The CDC defines one carbohydrate choice as 15 grams of carbohydrate. For whole fruit, that translates to one small apple (about 4 ounces) or one medium orange, pear, or nectarine (about 6 ounces). These are smaller portions than many people serve themselves. A large banana or a big bowl of pineapple chunks can easily contain two or three carbohydrate servings, which changes the blood sugar impact substantially.

This is especially relevant for fruits like mango and pineapple, where it’s common to eat a cup or more in a sitting. That much mango can deliver 25 or more grams of carbohydrate, well beyond a single serving.

How to Eat Fruit Without the Spike

Pairing fruit with protein, fat, or additional fiber slows digestion and blunts the glucose spike. An apple with peanut butter, an orange with a handful of almonds, or berries mixed into Greek yogurt will produce a much flatter blood sugar curve than the same fruit eaten alone.

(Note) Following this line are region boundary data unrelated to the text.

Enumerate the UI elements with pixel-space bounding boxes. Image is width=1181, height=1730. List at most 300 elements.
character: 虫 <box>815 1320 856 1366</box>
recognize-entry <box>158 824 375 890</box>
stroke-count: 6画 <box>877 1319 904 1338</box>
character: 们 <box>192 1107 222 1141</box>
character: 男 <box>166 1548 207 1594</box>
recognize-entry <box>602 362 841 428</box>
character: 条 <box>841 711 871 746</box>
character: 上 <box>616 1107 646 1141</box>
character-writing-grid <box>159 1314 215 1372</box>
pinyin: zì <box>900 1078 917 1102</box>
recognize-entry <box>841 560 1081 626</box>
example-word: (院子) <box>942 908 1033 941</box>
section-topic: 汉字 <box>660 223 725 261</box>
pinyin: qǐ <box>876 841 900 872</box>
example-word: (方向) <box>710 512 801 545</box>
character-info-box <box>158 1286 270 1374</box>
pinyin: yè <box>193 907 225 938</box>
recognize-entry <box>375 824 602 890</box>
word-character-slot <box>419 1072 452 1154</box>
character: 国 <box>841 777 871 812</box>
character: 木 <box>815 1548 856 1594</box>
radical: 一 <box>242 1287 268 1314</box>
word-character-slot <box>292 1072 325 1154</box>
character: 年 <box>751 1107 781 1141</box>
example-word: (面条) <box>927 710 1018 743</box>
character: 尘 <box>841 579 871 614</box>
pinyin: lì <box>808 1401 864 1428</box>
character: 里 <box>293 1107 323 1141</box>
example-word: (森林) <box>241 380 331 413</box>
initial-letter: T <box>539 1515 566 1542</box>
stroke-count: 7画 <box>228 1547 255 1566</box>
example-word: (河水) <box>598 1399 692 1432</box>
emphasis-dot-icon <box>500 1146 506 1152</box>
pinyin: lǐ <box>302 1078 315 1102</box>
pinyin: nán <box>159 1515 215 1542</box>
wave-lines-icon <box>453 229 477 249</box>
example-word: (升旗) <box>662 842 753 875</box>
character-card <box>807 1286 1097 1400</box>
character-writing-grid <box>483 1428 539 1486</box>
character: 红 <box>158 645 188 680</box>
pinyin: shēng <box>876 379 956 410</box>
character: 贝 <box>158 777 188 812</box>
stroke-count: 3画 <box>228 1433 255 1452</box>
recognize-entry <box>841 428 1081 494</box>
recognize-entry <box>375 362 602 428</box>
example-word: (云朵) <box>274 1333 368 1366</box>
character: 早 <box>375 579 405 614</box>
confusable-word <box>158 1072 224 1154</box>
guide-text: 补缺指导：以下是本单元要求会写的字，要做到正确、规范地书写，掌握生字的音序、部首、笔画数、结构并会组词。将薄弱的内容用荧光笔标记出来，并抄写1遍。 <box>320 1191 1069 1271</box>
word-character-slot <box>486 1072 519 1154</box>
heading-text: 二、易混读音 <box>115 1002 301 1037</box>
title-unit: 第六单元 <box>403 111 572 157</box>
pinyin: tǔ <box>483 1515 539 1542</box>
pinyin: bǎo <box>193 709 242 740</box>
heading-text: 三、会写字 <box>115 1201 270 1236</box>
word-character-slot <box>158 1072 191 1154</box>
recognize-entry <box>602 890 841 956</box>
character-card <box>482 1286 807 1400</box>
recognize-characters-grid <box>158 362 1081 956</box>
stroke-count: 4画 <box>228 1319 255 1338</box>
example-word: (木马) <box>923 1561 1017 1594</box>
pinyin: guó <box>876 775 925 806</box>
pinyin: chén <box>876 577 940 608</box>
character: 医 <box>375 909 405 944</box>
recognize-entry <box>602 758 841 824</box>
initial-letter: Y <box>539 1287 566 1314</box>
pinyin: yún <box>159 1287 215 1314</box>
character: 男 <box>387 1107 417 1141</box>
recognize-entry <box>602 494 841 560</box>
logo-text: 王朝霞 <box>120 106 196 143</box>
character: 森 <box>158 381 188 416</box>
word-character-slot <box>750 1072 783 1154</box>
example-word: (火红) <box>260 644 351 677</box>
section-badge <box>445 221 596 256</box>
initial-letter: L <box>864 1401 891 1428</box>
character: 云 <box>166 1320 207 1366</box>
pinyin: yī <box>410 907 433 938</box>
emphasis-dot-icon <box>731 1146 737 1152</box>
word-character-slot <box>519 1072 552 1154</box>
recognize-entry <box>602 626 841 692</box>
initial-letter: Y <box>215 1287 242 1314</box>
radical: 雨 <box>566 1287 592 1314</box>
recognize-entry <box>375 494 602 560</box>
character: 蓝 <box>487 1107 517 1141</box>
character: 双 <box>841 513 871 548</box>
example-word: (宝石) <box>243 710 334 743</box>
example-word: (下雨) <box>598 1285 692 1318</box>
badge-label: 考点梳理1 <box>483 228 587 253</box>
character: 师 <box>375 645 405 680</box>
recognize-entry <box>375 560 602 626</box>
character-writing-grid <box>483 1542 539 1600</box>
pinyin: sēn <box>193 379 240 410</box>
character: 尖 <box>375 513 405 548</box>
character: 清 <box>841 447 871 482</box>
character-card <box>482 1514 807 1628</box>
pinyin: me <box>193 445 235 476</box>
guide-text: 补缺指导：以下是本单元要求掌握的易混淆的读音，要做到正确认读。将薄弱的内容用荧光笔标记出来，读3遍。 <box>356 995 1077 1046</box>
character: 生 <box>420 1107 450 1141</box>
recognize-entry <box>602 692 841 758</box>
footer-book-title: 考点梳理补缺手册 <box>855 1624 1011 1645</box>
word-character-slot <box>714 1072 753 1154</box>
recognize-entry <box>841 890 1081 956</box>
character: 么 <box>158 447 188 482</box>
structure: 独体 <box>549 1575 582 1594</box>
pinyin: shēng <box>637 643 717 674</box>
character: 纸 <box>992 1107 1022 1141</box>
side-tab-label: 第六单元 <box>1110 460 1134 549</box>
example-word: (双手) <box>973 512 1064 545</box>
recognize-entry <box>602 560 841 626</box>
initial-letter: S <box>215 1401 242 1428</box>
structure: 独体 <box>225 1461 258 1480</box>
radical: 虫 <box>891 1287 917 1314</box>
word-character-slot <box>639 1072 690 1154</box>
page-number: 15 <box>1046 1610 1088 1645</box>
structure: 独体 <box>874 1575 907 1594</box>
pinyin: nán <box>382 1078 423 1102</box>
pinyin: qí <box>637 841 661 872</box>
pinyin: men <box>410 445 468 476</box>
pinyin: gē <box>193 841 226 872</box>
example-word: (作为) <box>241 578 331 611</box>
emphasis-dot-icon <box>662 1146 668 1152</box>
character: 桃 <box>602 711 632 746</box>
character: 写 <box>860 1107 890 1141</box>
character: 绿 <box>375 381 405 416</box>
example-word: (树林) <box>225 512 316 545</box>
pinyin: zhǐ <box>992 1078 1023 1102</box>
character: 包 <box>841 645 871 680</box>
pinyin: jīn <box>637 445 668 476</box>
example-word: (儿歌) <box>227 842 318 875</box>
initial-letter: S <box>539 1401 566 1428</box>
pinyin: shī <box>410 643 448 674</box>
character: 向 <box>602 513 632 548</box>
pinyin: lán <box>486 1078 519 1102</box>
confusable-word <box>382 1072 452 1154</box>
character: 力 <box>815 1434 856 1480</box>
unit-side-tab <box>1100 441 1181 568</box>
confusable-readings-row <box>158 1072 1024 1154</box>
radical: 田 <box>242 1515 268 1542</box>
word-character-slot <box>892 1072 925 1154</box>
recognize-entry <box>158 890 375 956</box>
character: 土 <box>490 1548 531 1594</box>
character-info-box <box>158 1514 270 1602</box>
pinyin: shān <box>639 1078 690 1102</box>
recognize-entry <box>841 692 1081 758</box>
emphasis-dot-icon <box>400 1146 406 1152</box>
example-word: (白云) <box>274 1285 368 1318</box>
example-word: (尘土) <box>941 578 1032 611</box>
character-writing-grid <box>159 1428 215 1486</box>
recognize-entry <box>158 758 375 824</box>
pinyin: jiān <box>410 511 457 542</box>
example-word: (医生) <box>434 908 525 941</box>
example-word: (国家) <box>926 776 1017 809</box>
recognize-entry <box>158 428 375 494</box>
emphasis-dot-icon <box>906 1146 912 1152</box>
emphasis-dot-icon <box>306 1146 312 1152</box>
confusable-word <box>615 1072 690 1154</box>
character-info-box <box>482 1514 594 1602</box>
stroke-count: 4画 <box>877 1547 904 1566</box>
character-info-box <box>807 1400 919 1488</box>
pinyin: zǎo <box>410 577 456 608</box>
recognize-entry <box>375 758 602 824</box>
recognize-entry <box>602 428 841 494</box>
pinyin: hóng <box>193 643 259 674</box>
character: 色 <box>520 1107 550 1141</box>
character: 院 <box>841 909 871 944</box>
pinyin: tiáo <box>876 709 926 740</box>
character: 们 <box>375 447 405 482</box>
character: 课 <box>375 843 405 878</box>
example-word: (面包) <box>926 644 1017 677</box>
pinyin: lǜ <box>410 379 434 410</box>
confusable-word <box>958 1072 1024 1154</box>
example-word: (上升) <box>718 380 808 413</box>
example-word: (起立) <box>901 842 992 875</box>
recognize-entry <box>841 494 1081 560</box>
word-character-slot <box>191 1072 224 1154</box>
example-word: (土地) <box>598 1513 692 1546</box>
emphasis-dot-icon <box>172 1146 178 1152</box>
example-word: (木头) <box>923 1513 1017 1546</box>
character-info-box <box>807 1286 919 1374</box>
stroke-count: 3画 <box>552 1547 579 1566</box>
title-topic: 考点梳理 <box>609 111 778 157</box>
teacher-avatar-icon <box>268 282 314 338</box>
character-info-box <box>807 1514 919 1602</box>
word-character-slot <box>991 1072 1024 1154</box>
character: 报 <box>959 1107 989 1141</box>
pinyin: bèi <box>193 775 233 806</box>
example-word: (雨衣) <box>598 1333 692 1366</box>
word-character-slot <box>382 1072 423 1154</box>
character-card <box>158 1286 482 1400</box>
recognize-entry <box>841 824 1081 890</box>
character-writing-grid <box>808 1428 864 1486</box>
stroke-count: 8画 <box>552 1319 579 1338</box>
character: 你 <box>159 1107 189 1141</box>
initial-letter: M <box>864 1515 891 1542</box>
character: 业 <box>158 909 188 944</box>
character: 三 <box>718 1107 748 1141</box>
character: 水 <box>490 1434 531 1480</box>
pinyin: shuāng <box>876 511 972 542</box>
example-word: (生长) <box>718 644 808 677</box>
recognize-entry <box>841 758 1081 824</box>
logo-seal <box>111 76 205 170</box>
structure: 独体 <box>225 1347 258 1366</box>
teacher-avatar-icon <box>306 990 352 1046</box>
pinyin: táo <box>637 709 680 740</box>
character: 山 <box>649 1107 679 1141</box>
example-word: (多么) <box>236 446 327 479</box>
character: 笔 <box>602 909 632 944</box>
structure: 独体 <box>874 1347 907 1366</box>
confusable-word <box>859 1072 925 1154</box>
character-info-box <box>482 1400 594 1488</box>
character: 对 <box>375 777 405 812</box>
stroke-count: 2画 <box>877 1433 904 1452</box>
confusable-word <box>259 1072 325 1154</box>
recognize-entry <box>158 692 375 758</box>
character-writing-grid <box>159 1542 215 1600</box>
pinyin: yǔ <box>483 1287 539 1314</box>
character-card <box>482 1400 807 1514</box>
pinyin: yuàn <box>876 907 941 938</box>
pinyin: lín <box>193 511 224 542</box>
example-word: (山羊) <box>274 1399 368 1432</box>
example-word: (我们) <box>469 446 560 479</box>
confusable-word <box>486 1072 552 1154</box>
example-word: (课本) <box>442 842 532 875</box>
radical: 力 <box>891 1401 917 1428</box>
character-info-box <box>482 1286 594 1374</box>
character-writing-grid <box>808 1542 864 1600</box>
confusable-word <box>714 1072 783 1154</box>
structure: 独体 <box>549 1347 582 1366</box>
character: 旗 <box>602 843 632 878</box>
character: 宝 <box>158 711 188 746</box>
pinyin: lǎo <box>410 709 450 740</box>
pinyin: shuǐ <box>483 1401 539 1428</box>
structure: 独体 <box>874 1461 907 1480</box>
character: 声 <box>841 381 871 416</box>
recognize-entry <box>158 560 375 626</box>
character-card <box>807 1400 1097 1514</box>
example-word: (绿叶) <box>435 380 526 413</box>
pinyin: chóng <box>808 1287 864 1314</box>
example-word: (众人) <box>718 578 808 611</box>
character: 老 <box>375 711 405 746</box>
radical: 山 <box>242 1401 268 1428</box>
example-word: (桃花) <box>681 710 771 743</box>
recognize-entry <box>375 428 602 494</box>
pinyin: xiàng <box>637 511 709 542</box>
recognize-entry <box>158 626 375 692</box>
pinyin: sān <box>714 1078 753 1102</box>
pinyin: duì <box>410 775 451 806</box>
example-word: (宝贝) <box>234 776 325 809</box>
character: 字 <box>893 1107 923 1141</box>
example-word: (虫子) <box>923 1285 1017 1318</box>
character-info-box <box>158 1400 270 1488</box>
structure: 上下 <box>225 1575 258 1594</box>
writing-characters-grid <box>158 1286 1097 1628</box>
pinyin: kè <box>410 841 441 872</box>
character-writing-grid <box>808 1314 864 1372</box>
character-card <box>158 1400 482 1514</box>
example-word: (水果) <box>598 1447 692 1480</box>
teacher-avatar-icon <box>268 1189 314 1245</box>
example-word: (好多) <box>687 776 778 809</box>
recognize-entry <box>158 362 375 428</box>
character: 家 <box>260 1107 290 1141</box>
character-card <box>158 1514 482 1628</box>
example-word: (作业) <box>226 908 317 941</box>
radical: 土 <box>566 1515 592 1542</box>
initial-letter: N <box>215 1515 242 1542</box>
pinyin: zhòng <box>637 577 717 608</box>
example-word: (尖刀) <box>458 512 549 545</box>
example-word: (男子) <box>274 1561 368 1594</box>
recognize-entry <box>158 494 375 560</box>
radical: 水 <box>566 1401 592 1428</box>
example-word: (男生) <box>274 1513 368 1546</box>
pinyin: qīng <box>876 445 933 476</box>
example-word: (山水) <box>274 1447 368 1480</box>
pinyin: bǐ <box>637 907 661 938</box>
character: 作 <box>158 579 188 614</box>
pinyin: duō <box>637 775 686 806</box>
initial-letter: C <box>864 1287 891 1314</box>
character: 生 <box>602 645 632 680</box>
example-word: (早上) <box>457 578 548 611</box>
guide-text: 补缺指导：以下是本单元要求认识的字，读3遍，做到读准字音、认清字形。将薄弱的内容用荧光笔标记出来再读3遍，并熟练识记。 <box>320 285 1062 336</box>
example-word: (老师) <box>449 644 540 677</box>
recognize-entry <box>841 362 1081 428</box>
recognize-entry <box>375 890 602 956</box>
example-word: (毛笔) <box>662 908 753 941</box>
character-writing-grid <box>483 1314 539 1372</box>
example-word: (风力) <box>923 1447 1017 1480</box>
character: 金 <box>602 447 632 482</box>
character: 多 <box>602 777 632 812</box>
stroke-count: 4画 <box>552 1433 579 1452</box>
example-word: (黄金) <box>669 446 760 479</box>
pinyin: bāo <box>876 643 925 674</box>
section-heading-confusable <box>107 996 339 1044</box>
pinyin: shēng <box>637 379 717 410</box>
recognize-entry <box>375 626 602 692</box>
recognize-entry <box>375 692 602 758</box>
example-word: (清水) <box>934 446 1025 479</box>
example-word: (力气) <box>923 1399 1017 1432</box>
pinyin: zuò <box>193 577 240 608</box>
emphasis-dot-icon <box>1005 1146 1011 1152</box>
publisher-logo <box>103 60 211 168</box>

Harvard Health specifically notes that adding fruit to a bowl of starchy cereal is more likely to cause a spike than eating that same fruit alongside nuts or cheese.

A few practical strategies that make a real difference:

  • Choose slightly less ripe fruit when possible, particularly for bananas, where the difference in sugar content is dramatic
  • Eat whole fruit instead of juice to preserve the fiber and slow digestion
  • Stick to one serving at a time and pair it with a protein or fat source
  • Favor berries, citrus, and stone fruits like peaches and plums, which tend to have lower glycemic responses than tropical fruits
  • Skip canned fruit in syrup and choose fresh, frozen, or fruit packed in water or its own juice

No fruit needs to be completely off-limits. The combination of which fruit you choose, how ripe it is, how it’s been processed, how much you eat, and what you eat it with collectively determines the blood sugar impact far more than any single factor alone.